NRCS has received $2.2 billion in applications for the Regional Conservation Partnership Program, far more than the $500 million available for RCPP in FY23 through either through the IRA or through funding in the expiring 2018 farm bill.

During a recent conference call with conservation program advocates, NRCS officials indicated they would be expanding the number of practices that will be eligible for IRA funding, said Ferd Hoefner, a policy consultant.

A spokesman for Senate Ag Republicans, Patrick Creamer, said that the demand for the IRA funding doesn’t address the GOP senators’ concerns. 
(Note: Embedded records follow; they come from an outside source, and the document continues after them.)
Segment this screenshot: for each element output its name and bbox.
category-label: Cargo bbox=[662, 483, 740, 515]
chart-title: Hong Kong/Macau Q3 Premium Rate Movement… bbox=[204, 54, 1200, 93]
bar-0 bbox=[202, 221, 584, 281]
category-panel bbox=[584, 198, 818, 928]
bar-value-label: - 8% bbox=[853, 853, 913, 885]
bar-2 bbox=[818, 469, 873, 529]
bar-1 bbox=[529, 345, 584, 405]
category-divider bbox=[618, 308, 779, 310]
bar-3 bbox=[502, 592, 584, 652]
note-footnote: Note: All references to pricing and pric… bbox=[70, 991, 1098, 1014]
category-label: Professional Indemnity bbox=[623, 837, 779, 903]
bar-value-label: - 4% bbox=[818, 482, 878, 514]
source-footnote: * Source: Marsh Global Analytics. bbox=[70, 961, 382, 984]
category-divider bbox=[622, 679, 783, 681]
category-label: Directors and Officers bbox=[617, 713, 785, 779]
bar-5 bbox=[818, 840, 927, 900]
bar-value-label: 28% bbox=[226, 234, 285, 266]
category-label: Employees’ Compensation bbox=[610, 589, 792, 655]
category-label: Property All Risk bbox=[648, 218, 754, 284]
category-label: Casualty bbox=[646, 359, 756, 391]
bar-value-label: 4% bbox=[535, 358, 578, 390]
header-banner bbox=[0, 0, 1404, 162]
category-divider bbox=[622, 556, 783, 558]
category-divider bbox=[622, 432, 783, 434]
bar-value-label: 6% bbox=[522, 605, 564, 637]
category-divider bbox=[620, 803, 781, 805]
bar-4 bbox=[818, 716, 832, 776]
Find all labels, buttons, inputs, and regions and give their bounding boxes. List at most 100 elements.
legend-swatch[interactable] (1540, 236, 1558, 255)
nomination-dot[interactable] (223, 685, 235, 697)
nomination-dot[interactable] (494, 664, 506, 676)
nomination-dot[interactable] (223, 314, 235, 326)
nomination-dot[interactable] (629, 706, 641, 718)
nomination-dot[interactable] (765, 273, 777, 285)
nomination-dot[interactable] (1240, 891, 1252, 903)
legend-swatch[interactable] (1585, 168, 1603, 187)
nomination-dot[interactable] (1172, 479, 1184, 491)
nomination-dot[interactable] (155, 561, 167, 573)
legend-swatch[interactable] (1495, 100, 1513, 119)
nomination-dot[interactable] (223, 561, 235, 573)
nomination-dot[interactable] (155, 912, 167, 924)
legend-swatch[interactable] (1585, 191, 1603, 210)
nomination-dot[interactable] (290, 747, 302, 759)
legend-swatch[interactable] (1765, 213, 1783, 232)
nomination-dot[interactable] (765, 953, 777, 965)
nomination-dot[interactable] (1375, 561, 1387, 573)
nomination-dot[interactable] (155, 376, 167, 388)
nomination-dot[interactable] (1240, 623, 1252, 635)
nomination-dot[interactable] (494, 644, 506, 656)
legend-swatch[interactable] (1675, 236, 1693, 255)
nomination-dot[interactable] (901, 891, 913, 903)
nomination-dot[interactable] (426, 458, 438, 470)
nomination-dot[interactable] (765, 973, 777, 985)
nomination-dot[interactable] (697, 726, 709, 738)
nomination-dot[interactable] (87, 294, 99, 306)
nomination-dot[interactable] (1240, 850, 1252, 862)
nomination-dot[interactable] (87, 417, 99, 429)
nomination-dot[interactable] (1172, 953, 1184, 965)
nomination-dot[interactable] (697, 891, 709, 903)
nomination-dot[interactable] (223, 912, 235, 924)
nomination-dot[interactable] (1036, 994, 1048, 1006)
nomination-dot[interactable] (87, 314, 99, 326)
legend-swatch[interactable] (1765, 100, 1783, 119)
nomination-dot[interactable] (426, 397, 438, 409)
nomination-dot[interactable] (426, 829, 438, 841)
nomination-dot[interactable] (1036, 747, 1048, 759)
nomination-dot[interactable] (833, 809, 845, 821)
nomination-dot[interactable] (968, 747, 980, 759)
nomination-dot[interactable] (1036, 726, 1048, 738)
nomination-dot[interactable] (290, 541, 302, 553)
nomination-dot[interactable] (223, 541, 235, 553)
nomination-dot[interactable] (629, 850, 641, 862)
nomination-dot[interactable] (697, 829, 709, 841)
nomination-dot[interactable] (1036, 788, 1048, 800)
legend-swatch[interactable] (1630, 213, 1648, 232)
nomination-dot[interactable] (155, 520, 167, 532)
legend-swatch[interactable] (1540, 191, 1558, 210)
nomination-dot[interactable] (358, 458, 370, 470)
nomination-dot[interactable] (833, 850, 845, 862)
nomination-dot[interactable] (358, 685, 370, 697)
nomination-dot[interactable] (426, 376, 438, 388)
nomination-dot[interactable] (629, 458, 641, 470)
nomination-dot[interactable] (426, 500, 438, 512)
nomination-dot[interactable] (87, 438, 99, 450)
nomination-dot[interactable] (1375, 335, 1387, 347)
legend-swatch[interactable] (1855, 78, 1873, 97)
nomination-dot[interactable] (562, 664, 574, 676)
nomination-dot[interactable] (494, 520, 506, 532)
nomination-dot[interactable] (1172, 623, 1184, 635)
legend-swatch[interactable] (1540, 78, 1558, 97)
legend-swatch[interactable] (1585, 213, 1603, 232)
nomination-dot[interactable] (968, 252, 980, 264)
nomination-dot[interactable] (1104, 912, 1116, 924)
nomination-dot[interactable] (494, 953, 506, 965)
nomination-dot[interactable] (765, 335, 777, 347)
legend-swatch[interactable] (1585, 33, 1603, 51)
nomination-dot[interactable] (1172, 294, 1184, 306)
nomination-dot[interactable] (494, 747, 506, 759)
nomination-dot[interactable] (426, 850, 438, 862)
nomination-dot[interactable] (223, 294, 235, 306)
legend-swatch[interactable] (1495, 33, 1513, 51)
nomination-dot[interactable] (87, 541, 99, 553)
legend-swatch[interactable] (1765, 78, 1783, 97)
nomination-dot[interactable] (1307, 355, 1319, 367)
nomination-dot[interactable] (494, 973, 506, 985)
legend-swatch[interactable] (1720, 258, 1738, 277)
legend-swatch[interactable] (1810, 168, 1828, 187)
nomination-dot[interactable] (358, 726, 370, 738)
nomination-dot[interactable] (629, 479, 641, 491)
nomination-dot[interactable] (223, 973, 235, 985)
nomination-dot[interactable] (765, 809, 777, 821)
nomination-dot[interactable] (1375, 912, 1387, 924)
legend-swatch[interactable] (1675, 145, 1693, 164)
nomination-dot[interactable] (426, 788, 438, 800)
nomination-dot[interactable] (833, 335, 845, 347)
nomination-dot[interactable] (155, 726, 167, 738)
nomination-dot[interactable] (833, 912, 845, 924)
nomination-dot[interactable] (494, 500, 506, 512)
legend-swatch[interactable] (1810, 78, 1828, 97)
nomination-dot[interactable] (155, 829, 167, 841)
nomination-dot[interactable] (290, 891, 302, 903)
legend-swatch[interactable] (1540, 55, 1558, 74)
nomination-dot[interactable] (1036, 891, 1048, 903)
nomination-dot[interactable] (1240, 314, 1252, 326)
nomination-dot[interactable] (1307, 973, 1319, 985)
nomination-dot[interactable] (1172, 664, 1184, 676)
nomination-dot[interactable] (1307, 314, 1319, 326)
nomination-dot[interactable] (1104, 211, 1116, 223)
“The debate surrounding moving IRA funds into the farm bill is not about concern over USDA’s ability to spend those dollars or demand for these programs. It is about whether Congress can agree to bring unobligated funds into the permanent baseline in a bipartisan manner so that all farmers have the opportunity to access all practices to help meet their unique conservation needs and achieve our shared goals,” Creamer said.

“The demand for these programs would exist if they stayed in the IRA with the current climate requirements, or if these funds were moved into farm bill program and opened up to all practices,” Creamer said. 

Bruce Knight, a conservation policy consultant who served as chief of NRCS during the George W. Bush administration, said he believes part of the demand for RCPP came from applicants proposing projects in the Partnerships for Climate-Smart Commodities program that were unable to secure a spot in the initiative. 

Knight expects high interest in RCPP to continue into next year’s sign-up. He said more private companies have become interested in the RCPP program amid a “groundswell of consumer interest” in conservation.